Braiding Sweetgrass
Format: Hybrid, 1:30pm @ Senior Center/Zoom (https://us06web.zoom.us/j/82524617784?pwd=NXVVeExscTdpd3ZlY05uTEdvaVNuUT09)
Each BISCC Book group session offers a chance to explore the ideas that inform Braiding Sweetgrass, the second BI READS For Social Justice selection for 2023. You don’t have to have read the book in whole or at all to participate. Participants can ask or answer questions, make observations, or simply listen.
The fourth section of Braiding Sweetgrass, “Braiding Sweetgrass,” includes eight essays that share common themes of sacred reciprocity and connection, synthesis and integration. What stories, images or thoughts resonated and stayed with you from this section?
Questions to ponder:
In the preface, Kimmerer explains that her book is meant to be a “braid of stories meant to heal our relationship with the world.” If you have ever braided something, does this metaphor help you navigate these essays?

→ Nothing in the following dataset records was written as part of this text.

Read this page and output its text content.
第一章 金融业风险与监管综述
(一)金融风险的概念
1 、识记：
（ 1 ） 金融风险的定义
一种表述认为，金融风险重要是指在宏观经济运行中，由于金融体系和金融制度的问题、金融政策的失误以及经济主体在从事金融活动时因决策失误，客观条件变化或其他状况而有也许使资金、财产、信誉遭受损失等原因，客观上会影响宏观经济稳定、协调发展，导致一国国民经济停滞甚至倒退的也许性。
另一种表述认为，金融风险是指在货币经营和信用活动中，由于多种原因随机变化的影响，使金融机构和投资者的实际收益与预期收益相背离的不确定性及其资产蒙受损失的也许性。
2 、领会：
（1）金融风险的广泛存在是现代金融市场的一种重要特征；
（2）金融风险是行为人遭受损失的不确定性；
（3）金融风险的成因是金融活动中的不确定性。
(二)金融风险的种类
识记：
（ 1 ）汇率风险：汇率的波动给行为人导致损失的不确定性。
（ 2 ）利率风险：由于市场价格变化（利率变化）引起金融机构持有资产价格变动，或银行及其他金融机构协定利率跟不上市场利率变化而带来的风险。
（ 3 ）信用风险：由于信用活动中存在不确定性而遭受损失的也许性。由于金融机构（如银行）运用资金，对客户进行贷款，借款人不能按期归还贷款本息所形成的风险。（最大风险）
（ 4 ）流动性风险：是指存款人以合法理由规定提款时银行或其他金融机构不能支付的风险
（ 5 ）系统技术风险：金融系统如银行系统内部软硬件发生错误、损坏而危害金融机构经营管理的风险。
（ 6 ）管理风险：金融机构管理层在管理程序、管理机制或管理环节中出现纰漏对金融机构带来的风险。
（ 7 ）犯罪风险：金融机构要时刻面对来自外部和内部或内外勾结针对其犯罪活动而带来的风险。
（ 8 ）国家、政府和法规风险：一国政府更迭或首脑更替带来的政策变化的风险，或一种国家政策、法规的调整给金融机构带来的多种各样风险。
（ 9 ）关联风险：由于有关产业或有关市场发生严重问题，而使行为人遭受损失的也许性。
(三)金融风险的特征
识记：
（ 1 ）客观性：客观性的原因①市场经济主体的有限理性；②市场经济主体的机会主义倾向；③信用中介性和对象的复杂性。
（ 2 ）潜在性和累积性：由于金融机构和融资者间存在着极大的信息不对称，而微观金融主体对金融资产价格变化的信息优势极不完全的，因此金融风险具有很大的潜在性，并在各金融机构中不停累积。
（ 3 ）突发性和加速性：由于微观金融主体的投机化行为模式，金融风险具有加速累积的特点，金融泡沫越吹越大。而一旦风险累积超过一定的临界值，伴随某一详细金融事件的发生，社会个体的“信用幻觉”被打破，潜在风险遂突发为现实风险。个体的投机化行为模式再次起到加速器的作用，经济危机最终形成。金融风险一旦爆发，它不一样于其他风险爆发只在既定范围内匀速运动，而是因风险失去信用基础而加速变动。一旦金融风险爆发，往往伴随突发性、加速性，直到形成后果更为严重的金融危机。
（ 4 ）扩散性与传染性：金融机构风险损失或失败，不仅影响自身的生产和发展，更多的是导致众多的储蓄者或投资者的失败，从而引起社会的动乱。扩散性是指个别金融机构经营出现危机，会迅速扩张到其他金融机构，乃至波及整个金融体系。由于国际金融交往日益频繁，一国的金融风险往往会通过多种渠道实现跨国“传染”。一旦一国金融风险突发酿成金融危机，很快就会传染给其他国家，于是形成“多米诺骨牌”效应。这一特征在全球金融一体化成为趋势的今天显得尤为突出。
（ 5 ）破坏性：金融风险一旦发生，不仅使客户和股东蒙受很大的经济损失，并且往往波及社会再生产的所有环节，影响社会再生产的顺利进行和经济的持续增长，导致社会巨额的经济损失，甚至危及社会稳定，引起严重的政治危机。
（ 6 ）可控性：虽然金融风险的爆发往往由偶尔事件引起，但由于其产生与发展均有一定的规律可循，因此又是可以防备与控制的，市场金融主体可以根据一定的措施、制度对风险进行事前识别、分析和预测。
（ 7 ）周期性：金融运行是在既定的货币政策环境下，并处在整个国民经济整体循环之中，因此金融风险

In Sitting In A Circle, Kimmerer talks about “becoming indigenous to a place” and how the land is the “real teacher”. Is it possible for the descendants of European white settlers to be indigenous to the land our ancestors occupied by displacement of native people?
In the ‘Umbilicaria: The Belly Button of the World’ essay, as elsewhere, Kimmerer talks about listening to plants to learn from them. Does this idea make sense to you? Is it a comfortable thought?